I've always wanted to try steam bending, and the upcoming work of installing the carlins (under deck supports) and gunwales is going to provide a good opportunity to try it out. The plans call for several narrower piece of wood to be bent and laminated in place without steam, but I was not looking forward to handling and securing long skinny, slippery, epoxy covered pieces, so I thought I would gear up for steam bending.
Traditional steam bending involves placing the wood to be bent in a box and applying steam until the wood gets flexible. Then you remove the wood from the box and quickly put it in place before it cools off and stiffens up again.
Recently I saw a video on the net showing a variation of this, where the wood is steamed in place on the boat. Using this method there's no frantic dash to beat the cooling wood, as you can keep the steam on until everything is in place. The key is to do away with the traditional steam box, and substitute a plastic tube.
So, excited about trying something new, I placed an order for an Earlex steam generator and soon it showed up at the door. A quick visit to eBay and 200 feet of 6-inch wide 4 mil lay-flat tubing was also on the way.
The steam generator comes with the tank, a hose, and a electrical cord. The hose is nice and long, about 10 feet, and has a flare fitting on one end and a threaded fitting on the other - very nice. The steam generator is pretty simple, and consists of a heating coil in a plastic box, but it has a pressure relief valve and over-temperature shut off (if you run it dry). It's a nice setup.
For my test bend I planed some pine to 20mm x 30mm. Nothing special about this stick, it has knots and all - kind of a worst case scenario. I cut off a section of plastic the same length as the wood.
And installed the hose in the middle. The threaded end and jam nut is inside the tubing in this photo.
Then I put the wood inside the tube, filled the steam generator with water and plugged it in.
After about 15 or 20 minutes steam began to flow. Some flows through the tube and out both ends, and some condenses in the tube and eventually runs out the ends. I put a bucket under each end to catch the drips.
After about 45 minutes I put on gloves and easily pulled the wood into place. This bend is in two dimensions - curving both upward and inward as it approaches the ends of the boat.
Pulling the plug on the steam generator, I let the wood cool.
And then slipped it out of the plastic. There was very little spring-back - this experiment was a success!
The wood took on a nice smooth curve for the most part. If you look in the background you can see there is a straight section there as the piece ended and there was nothing pushing it into a curve. With a full-length piece this shouldn't be a problem.

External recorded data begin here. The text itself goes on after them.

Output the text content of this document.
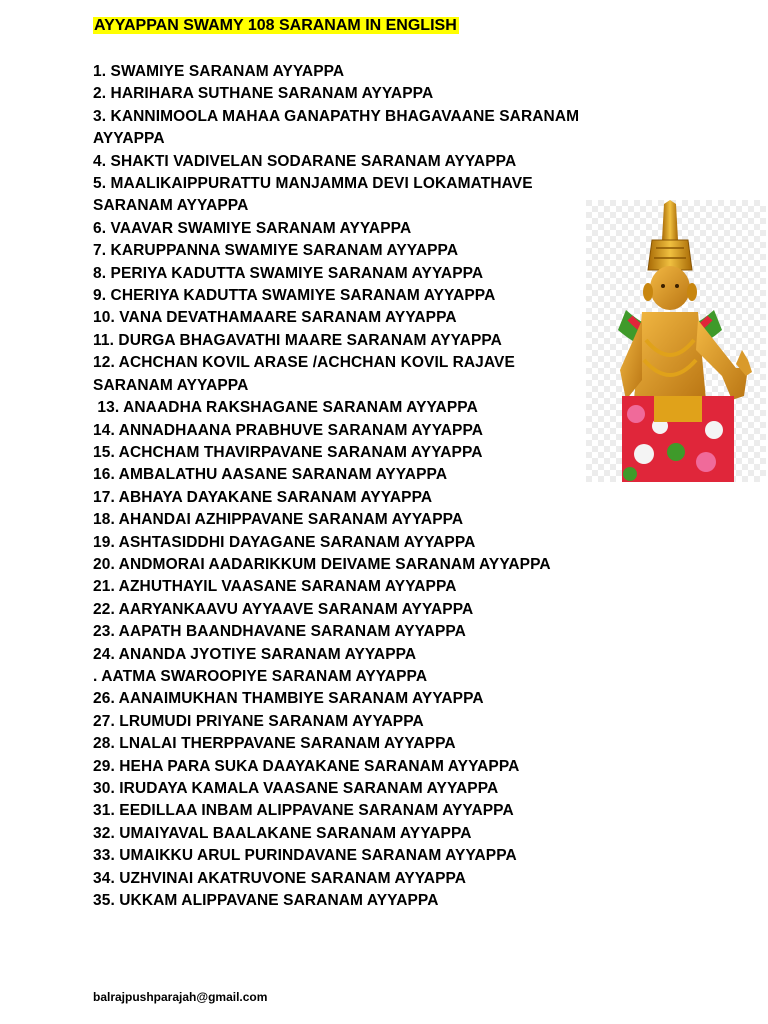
AYYAPPAN SWAMY 108 SARANAM IN ENGLISH
1. SWAMIYE SARANAM AYYAPPA
2. HARIHARA SUTHANE SARANAM AYYAPPA
3. KANNIMOOLA MAHAA GANAPATHY BHAGAVAANE SARANAM
AYYAPPA
4. SHAKTI VADIVELAN SODARANE SARANAM AYYAPPA
5. MAALIKAIPPURATTU MANJAMMA DEVI LOKAMATHAVE
SARANAM AYYAPPA
6. VAAVAR SWAMIYE SARANAM AYYAPPA
7. KARUPPANNA SWAMIYE SARANAM AYYAPPA
8. PERIYA KADUTTA SWAMIYE SARANAM AYYAPPA
9. CHERIYA KADUTTA SWAMIYE SARANAM AYYAPPA
10. VANA DEVATHAMAARE SARANAM AYYAPPA
11. DURGA BHAGAVATHI MAARE SARANAM AYYAPPA
12. ACHCHAN KOVIL ARASE /ACHCHAN KOVIL RAJAVE
SARANAM AYYAPPA
13. ANAADHA RAKSHAGANE SARANAM AYYAPPA
14. ANNADHAANA PRABHUVE SARANAM AYYAPPA
15. ACHCHAM THAVIRPAVANE SARANAM AYYAPPA
16. AMBALATHU AASANE SARANAM AYYAPPA
17. ABHAYA DAYAKANE SARANAM AYYAPPA
18. AHANDAI AZHIPPAVANE SARANAM AYYAPPA
19. ASHTASIDDHI DAYAGANE SARANAM AYYAPPA
20. ANDMORAI AADARIKKUM DEIVAME SARANAM AYYAPPA
21. AZHUTHAYIL VAASANE SARANAM AYYAPPA
22. AARYANKAAVU AYYAAVE SARANAM AYYAPPA
23. AAPATH BAANDHAVANE SARANAM AYYAPPA
24. ANANDA JYOTIYE SARANAM AYYAPPA
. AATMA SWAROOPIYE SARANAM AYYAPPA
26. AANAIMUKHAN THAMBIYE SARANAM AYYAPPA
27. LRUMUDI PRIYANE SARANAM AYYAPPA
28. LNALAI THERPPAVANE SARANAM AYYAPPA
29. HEHA PARA SUKA DAAYAKANE SARANAM AYYAPPA
30. IRUDAYA KAMALA VAASANE SARANAM AYYAPPA
31. EEDILLAA INBAM ALIPPAVANE SARANAM AYYAPPA
32. UMAIYAVAL BAALAKANE SARANAM AYYAPPA
33. UMAIKKU ARUL PURINDAVANE SARANAM AYYAPPA
34. UZHVINAI AKATRUVONE SARANAM AYYAPPA
35. UKKAM ALIPPAVANE SARANAM AYYAPPA
balrajpushparajah@gmail.com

Or if I wanted this shorter length to curve in that area I could have pushed it out a little with a brace - the bending was easy and did not require much force.
Since the final, full-length, part will have one or more scarf joints joining shorter sections of wood, I plan to do another experiment like this, but with a scarf joint in the test piece to make sure the steam heat does not cause the joint to fail. If it does I'll have to come up with a plan to work around that.